The picture is, of course, incomplete. But in what way and when and why are actually the questions needing answering, so let’s analyze.

Much as I like thinking I tend to think about real life, particularly mine and most specifically in regards to relationships. How do I react, how will the other react, what will be said, what could possibly be the consequences etc. So far, so good. I think about my life and how to live it best with a minimum. I also think about what needs to be done and in what way to minimize the effort and increase the results. Not always practically, don’t get me wrong, just… efficiently, you could say. That requires quite a lot of thinking, as even things, let alone people, can throw balls from the left field that leave you scrambling. My wish for control couldn’t possibly take this kindly, so I think about consequences of actions (a lot!) and possible ways of combining actions. That has two consequences (intendend pun?): one, I get bored later when people want to analyze things out loud as I have already done it; two, I appear (and am!) bossy as I have already picked the best of the alternatives I could find and presented it (or started it) as such. That tends to annoy people :). I am learning to talk with people first, then spend the time thinking and come up with a solution (or a change to the soution agreed on – yup, annoying again!).

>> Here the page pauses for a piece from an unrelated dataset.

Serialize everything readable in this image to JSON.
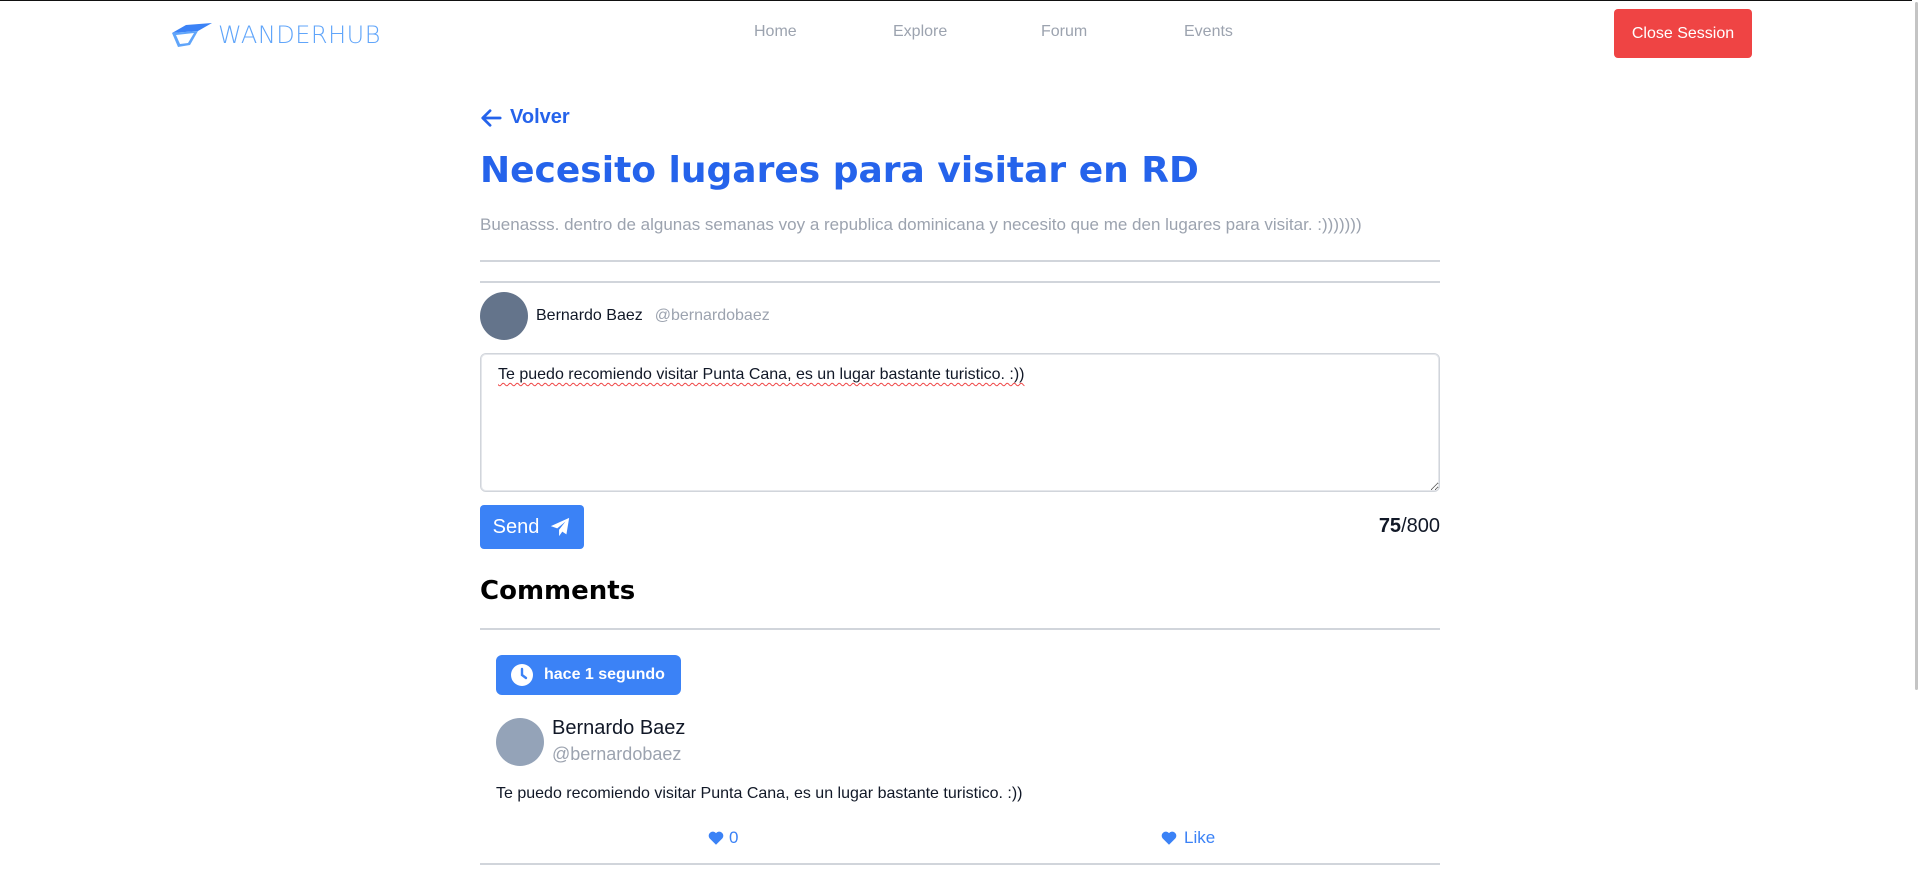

With a profession that tries to combine practical and theoretical approaches, this type of thinking of mine is not something I do for leisure, it’s ingrained. As a result, unless it’s hectic, I cruise (at a fast pace 😛 ) rather than scramble – perfect!

So far, so quaint.

It just so happens that you can’t think of the little things without touching on the big things (like life, love and the universe), nor should you be afraid of doing so. They may seem too big, too important, and you may feel too lowly, but still, you have a life time in front of you, you can chip away at them. It may seem like a waste of time, but it makes thinking of the little things easier. Decision-making also becomes easier as now you know faster what you can live with and what you can’t. It keeps you cool under pressure (because you almost invariably come up with a plan of action) and allows you the time to wonder and feel joyful when you see kittens, butterflies and small children.

How to do it? We seem too busy to think even of the little things sometimes! Your brain will help. A bit of sleep, good food and water and finding those 5 minutes in the shower/surfing/trekking/gardening/meditating etc. and away you go.